The problem I have is, quite simply, that the rhetoric you are using, in any case save when talking to someone who already agrees with you in every meaningful particular, does not work. Outside that very specific internecine context, the only thing it achieves is to make people angry, and that helps nothing and nobody as far as I can see.

Crying "privilege!" anytime someone has something you don't doesn't add a whole lot to the discussion.
Substitute "tenement apartment" for "shack" and "slumlord" for "former truck farmer", then subtract "living near formerly productive fruit trees". You now have a story that describes many times more people than your original.

The politics of privilege basically says that unless you have had the worst life that it is possible to have, you have to yield to anyone that had anything worse off than you. Since the word "elitism" is what brought all that into the conversation, perhaps it was a poor choice.

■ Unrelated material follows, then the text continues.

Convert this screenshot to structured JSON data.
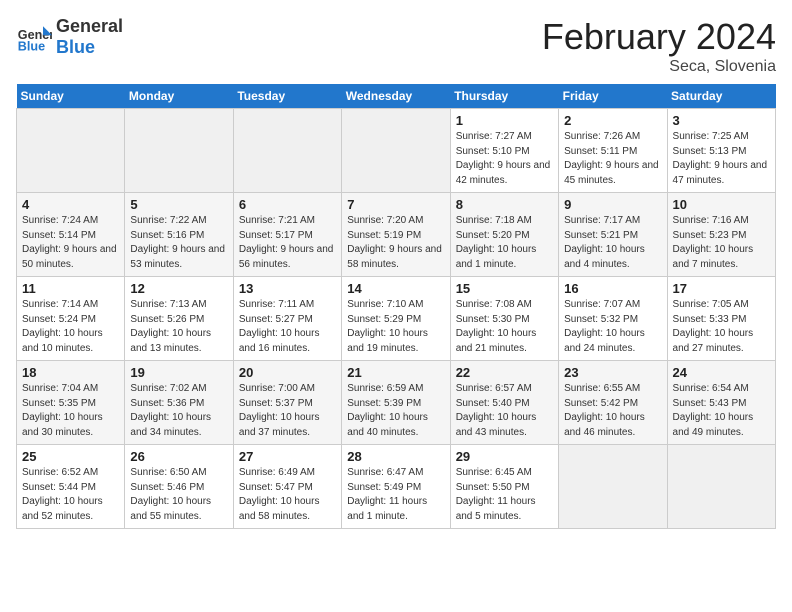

While at previous times in history, it might have been a mark of elite privilege to not have to pick your own fresh produce, that is no longer the case. Now, having fruit trees and a garden in your backyard means you are lucky enough to have direct control over a portion of your food supply, and can therefore choose to grow food with flavor and nutrition, rather than superior shelf life, visual appeal, and transportability--which are the characteristics that the grocery store will choose for you.

The apples that grew in my (rented) backyard as a kid were sour, with a woody texture, and were usually covered in wasps or ants. But they certainly did taste better than store-bought Red Delicious. The ants added a lemony flavor. I never thought to try the wasps.